Following his birth, the pendulum swung in the completely opposite direction. We literally lived in the hospital for 4 months, eating greasy hospital food and getting fat. We were in stress-overload, just trying to survive. We felt awful, looked awful, but our spiritual lives had never been more vibrant, more alive, or more trusting. We experienced God in a real, tangible way. His presence was thick, comforting, and steadfast. Our baby received the expert medical care he needed to survive and though our bodies were broken, our souls were really living for the first time.
The plumb has returned to the middle now these days. No longer does my wife have the time or energy to drive to 3 farms a week to gather our fresh meat and veggies. A child with profound disability pretty much cures you of that. But we do we can. We buy good, whole, real foods. We eat clean. We severely limit junk, though we do indulge on special occasions and feast days. My wife prepares real food for our meals most of the time, but if we’re running out the door for a doctor’s appointment or daily mass, we sometimes use prepared breakfast foods when necessary.
My point is this: no matter how much we try, suffering is an inevitable, and I would add necessary, part of the Christian life. All the clean eating in the world is not going to prevent suffering if God so deems it good for our soul. While we do have a responsibility to avoid preventable diseases, we should not be surprised that optimal nutrition doesn’t always guarantee a healthy old age.

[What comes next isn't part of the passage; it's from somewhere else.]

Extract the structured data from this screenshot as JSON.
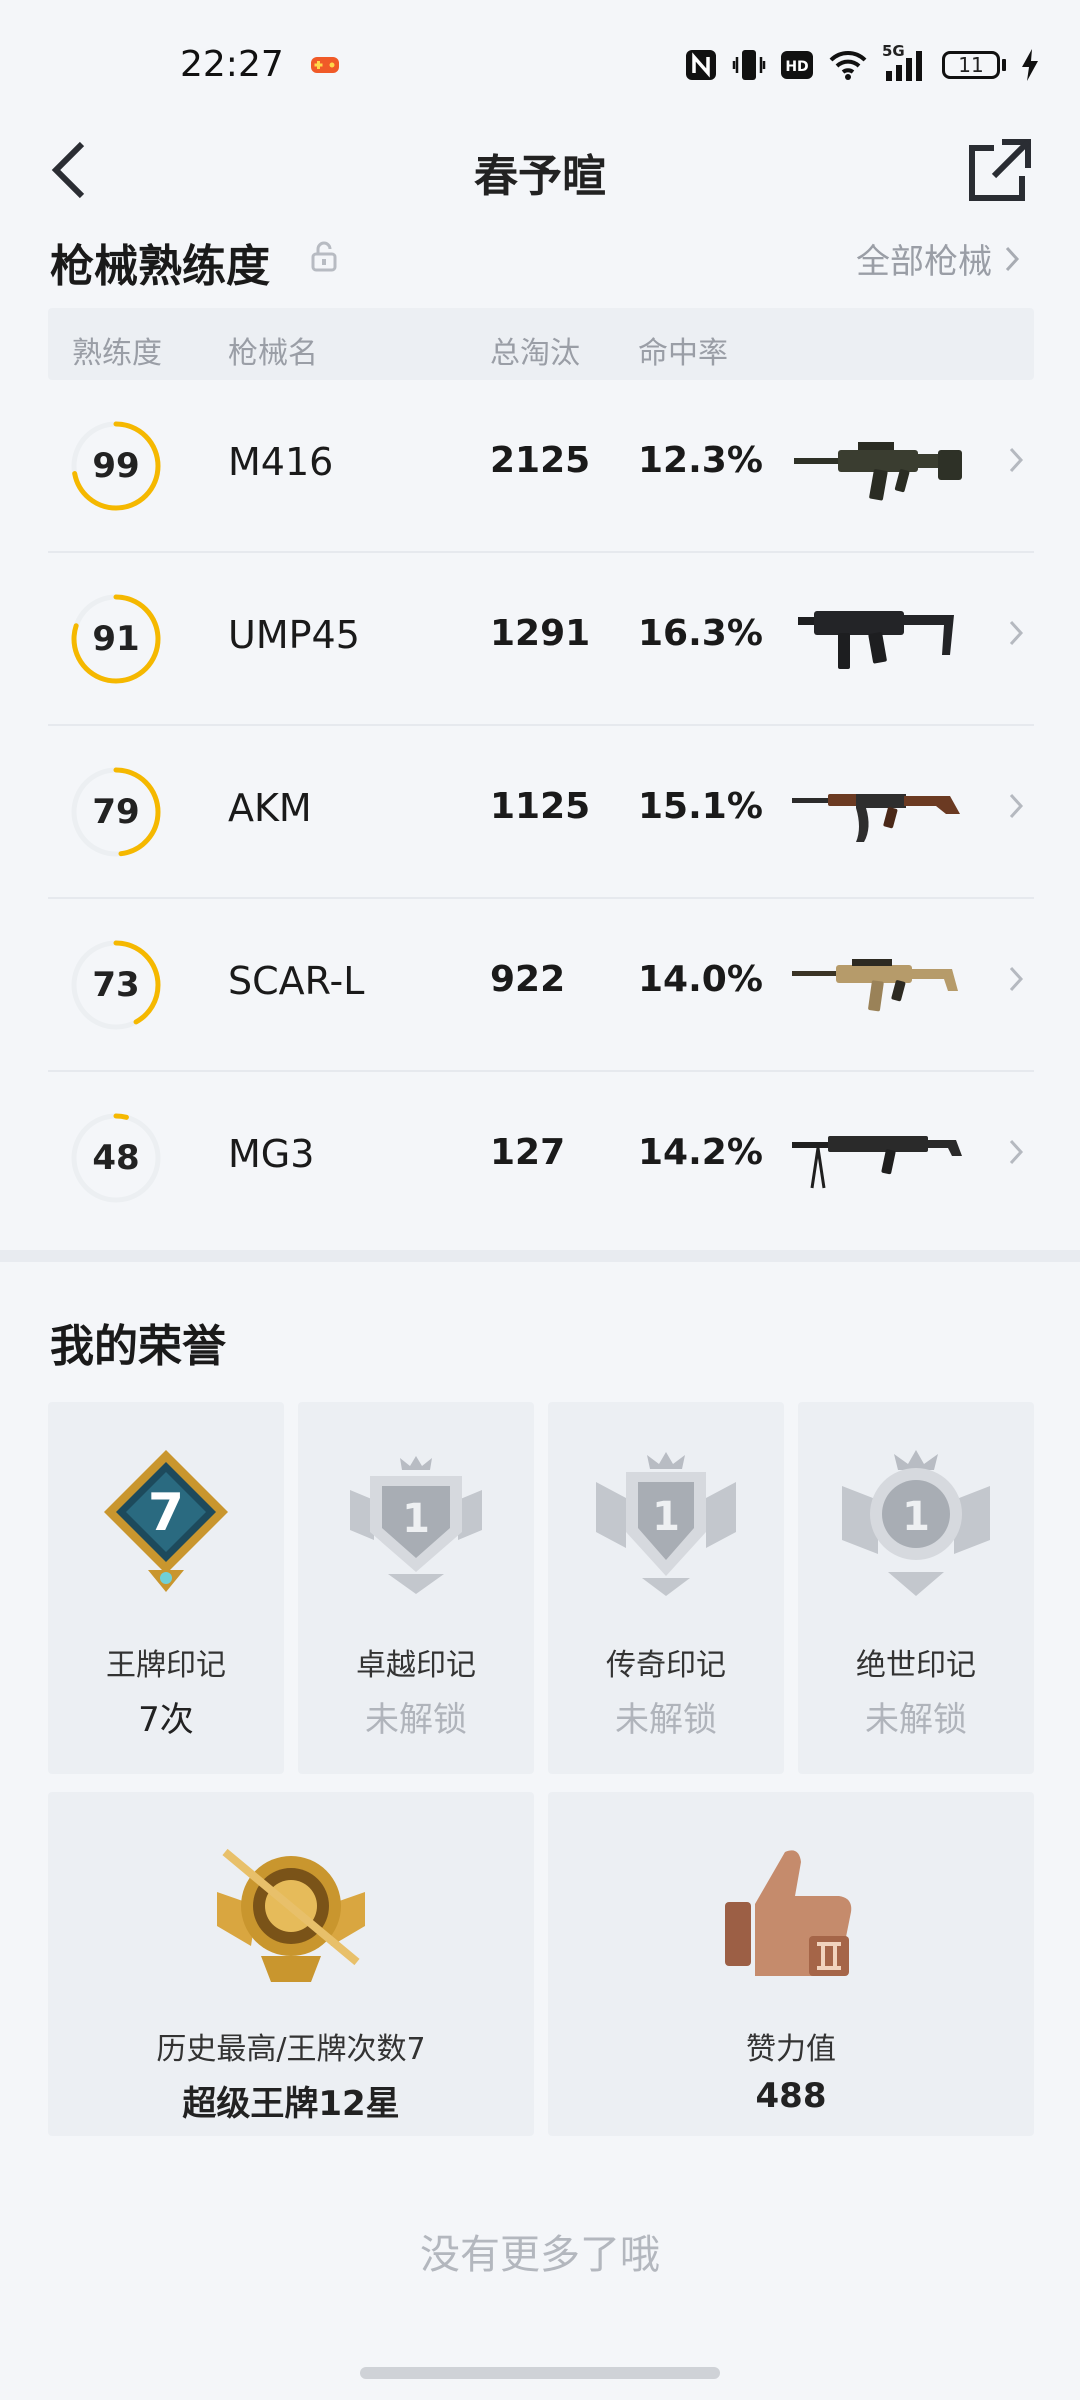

We should be eating clean however to give honor to the One who created our bodies, to give thanks for the gift of our body, and to show Him we do not take this gift for granted. We eat clean to be able to perform well and give our all to others. We eat clean for our families, to give our bodies the fuel to be the husbands and fathers for which we were created.

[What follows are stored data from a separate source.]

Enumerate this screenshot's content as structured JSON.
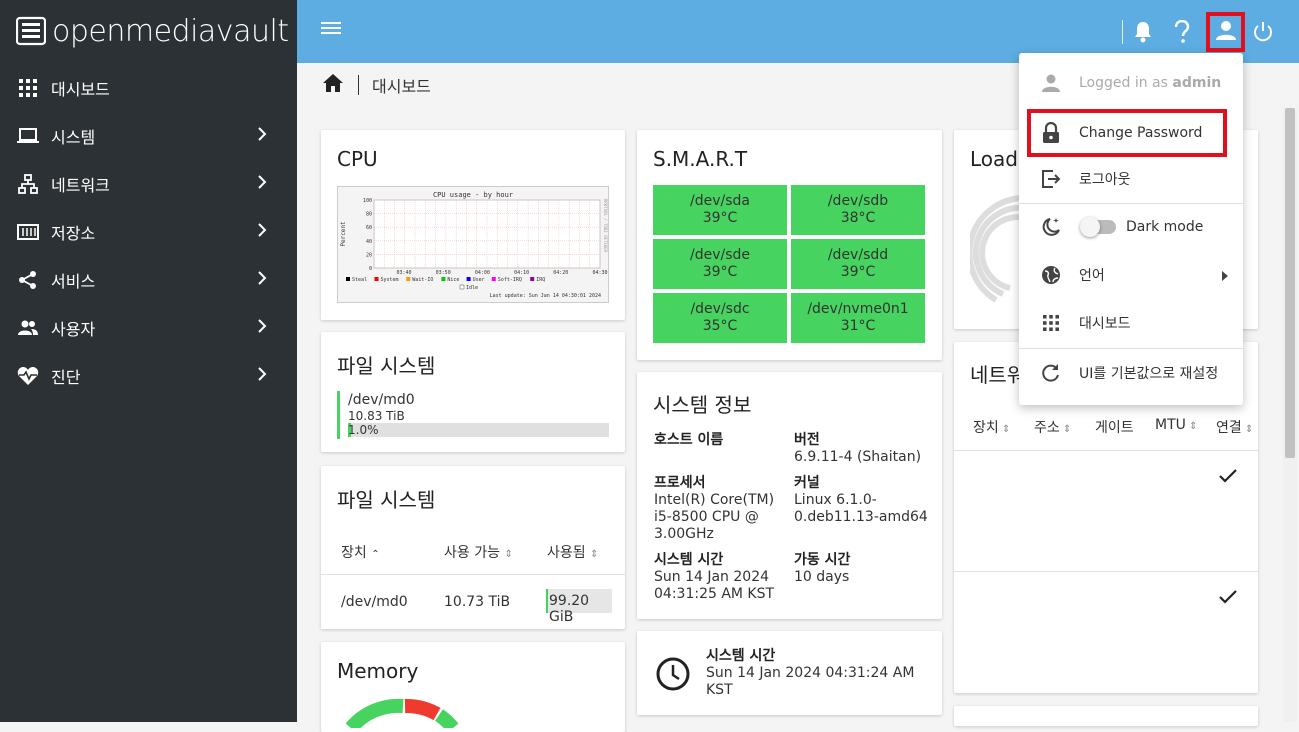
{
  "app": {
    "logo_text": "openmediavault"
  },
  "sidebar": {
    "items": [
      {
        "label": "대시보드",
        "icon": "grid-icon"
      },
      {
        "label": "시스템",
        "icon": "laptop-icon"
      },
      {
        "label": "네트워크",
        "icon": "network-icon"
      },
      {
        "label": "저장소",
        "icon": "storage-icon"
      },
      {
        "label": "서비스",
        "icon": "share-icon"
      },
      {
        "label": "사용자",
        "icon": "users-icon"
      },
      {
        "label": "진단",
        "icon": "heartbeat-icon"
      }
    ]
  },
  "breadcrumb": {
    "current": "대시보드"
  },
  "cpu": {
    "title": "CPU",
    "graph_title": "CPU usage - by hour",
    "ylabel": "Percent",
    "side_label": "RRDTOOL / TOBI OETIKER",
    "yticks": [
      "100",
      "80",
      "60",
      "40",
      "20",
      "0"
    ],
    "xticks": [
      "03:40",
      "03:50",
      "04:00",
      "04:10",
      "04:20",
      "04:30"
    ],
    "legend": [
      "Steal",
      "System",
      "Wait-IO",
      "Nice",
      "User",
      "Soft-IRQ",
      "IRQ",
      "Idle"
    ],
    "legend_colors": [
      "#000000",
      "#ff0000",
      "#ff9900",
      "#00cc00",
      "#0000ff",
      "#ff00ff",
      "#990099",
      "#ffffff"
    ],
    "last_update": "Last update: Sun Jan 14 04:30:01 2024"
  },
  "fs1": {
    "title": "파일 시스템",
    "device": "/dev/md0",
    "size": "10.83 TiB",
    "percent": "1.0%",
    "percent_value": 1.0
  },
  "fs2": {
    "title": "파일 시스템",
    "headers": [
      "장치",
      "사용 가능",
      "사용됨"
    ],
    "row": {
      "device": "/dev/md0",
      "available": "10.73 TiB",
      "used": "99.20 GiB"
    }
  },
  "memory": {
    "title": "Memory"
  },
  "smart": {
    "title": "S.M.A.R.T",
    "disks": [
      {
        "name": "/dev/sda",
        "temp": "39°C"
      },
      {
        "name": "/dev/sdb",
        "temp": "38°C"
      },
      {
        "name": "/dev/sde",
        "temp": "39°C"
      },
      {
        "name": "/dev/sdd",
        "temp": "39°C"
      },
      {
        "name": "/dev/sdc",
        "temp": "35°C"
      },
      {
        "name": "/dev/nvme0n1",
        "temp": "31°C"
      }
    ]
  },
  "sysinfo": {
    "title": "시스템 정보",
    "hostname_label": "호스트 이름",
    "version_label": "버전",
    "version": "6.9.11-4 (Shaitan)",
    "processor_label": "프로세서",
    "processor_lines": [
      "Intel(R) Core(TM)",
      "i5-8500 CPU @",
      "3.00GHz"
    ],
    "kernel_label": "커널",
    "kernel_lines": [
      "Linux 6.1.0-",
      "0.deb11.13-amd64"
    ],
    "systime_label": "시스템 시간",
    "systime_lines": [
      "Sun 14 Jan 2024",
      "04:31:25 AM KST"
    ],
    "uptime_label": "가동 시간",
    "uptime": "10 days"
  },
  "clock": {
    "label": "시스템 시간",
    "lines": [
      "Sun 14 Jan 2024 04:31:24 AM",
      "KST"
    ]
  },
  "load": {
    "title": "Load"
  },
  "network": {
    "title": "네트워",
    "headers": [
      "장치",
      "주소",
      "게이트",
      "MTU",
      "연결"
    ]
  },
  "user_menu": {
    "logged_in_prefix": "Logged in as ",
    "username": "admin",
    "change_password": "Change Password",
    "logout": "로그아웃",
    "dark_mode": "Dark mode",
    "language": "언어",
    "dashboard": "대시보드",
    "reset_ui": "UI를 기본값으로 재설정"
  },
  "colors": {
    "sidebar": "#2b3134",
    "topbar": "#5dade2",
    "smart_ok": "#46d35f",
    "highlight": "#e0101e"
  }
}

We must all analyze our lives, our particular circumstances and decide what is doable for our families. Perhaps farm runs are within reason for your family. That’s great! But if adding just one more thing will send your family into stress overload, do what you can. Make your changes small and incremental, and build as you are able. But remember, beware of the pitfall of pride and thinking that you are the master of your destiny.